Case history

Case history

A 50-year-old farmer with a history of alcohol abuse and depression is brought to the emergency department having deliberately ingested approximately 200 mL of a pesticide 4 hours previously. He is semi-conscious, has pinpoint pupils, and has large amounts of secretions pouring from his mouth. His heart rate is 120 bpm, blood pressure 90/60 mmHg, and oxygen saturation 65%. His chest has widespread crackles and rhonchi.
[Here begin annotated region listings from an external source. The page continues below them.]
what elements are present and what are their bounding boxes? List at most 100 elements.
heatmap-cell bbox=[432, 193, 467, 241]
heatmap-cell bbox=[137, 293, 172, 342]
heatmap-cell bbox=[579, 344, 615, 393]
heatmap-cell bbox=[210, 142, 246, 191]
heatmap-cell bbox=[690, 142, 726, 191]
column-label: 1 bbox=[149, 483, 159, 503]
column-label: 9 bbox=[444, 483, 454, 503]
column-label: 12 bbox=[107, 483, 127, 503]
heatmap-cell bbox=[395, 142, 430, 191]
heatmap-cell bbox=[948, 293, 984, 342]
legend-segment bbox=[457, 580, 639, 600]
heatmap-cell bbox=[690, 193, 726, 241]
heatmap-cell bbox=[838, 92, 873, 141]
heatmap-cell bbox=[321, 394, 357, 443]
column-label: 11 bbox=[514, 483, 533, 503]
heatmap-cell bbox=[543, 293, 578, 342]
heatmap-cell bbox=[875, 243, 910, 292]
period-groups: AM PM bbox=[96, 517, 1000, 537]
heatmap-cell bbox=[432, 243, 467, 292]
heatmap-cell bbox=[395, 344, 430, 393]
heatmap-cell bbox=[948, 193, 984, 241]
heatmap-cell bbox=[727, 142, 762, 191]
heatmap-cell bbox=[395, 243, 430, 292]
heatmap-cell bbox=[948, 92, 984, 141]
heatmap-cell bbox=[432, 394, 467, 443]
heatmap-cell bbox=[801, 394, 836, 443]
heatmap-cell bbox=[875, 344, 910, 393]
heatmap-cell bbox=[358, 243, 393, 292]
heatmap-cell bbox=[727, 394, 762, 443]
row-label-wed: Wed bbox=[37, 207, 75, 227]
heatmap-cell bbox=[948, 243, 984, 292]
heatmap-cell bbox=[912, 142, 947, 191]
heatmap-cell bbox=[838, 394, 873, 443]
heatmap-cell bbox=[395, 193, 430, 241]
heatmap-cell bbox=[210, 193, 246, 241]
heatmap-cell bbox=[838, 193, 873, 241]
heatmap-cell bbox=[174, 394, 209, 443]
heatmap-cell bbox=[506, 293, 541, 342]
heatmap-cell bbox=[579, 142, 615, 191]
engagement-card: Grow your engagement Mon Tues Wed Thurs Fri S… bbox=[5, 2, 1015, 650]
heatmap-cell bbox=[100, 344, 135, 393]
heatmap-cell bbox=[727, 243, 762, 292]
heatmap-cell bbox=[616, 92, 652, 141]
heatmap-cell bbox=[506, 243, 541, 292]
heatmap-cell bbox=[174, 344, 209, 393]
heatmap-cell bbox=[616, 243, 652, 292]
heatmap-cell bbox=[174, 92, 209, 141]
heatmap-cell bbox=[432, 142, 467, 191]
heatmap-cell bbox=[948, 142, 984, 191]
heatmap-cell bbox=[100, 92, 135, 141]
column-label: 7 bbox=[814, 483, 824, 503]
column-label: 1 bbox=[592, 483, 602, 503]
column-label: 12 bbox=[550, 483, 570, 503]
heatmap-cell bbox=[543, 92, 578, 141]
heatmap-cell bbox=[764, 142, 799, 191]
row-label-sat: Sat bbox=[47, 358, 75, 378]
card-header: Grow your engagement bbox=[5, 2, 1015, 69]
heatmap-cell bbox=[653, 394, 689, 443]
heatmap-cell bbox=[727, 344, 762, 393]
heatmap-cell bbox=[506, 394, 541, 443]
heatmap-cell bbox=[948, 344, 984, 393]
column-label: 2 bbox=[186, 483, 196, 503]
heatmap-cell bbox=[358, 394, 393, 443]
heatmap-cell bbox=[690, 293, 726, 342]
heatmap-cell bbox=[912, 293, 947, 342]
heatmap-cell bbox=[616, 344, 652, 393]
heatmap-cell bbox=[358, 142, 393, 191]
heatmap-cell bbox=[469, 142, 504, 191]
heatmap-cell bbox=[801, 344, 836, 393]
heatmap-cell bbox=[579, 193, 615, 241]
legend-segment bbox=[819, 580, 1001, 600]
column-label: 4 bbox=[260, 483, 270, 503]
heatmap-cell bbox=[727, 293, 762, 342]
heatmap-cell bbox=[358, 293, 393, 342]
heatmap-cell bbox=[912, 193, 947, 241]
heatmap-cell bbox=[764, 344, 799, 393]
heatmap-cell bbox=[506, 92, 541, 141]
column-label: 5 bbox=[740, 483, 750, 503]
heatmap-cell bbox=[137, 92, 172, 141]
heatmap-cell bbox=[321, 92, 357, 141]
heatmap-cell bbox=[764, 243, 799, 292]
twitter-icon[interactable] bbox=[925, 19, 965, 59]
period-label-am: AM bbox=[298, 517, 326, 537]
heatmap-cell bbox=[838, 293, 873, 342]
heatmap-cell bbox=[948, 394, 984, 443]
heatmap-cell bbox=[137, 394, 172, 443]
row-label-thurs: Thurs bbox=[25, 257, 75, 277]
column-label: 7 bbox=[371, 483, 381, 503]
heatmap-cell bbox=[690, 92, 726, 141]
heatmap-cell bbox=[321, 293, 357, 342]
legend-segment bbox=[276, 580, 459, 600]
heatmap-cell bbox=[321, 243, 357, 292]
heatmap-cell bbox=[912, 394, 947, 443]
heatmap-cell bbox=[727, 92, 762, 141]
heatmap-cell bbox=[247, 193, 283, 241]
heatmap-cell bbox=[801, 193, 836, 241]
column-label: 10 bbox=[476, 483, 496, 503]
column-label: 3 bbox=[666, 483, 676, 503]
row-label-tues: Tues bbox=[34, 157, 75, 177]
Fine fasciculations are apparent in his peri-orbital, chest, and leg muscles. He has been incontinent of urine and faeces.

Other presentations

Presentation is highly variable due to differences in dose, agent toxicity, and type of exposure. Presentations after minor exposures (e.g., dermal) are common, but serious toxicity in this setting is very rare, with usual symptoms often being indistinguishable from influenza (e.g., fatigue, runny nose, headache, dizziness, anorexia, sweating, diarrhoea, and muscle weakness). Nausea, vomiting, and visual disturbances may also be seen. A distinctive odour from the solvent may be present. Severe poisoning (usually due to deliberate ingestion or chemical warfare) may present with seizures or respiratory failure. Delayed-onset central nervous system and peripheral (predominantly motor) neuropathy are uncommon, but may be severe and can lead to permanent disability.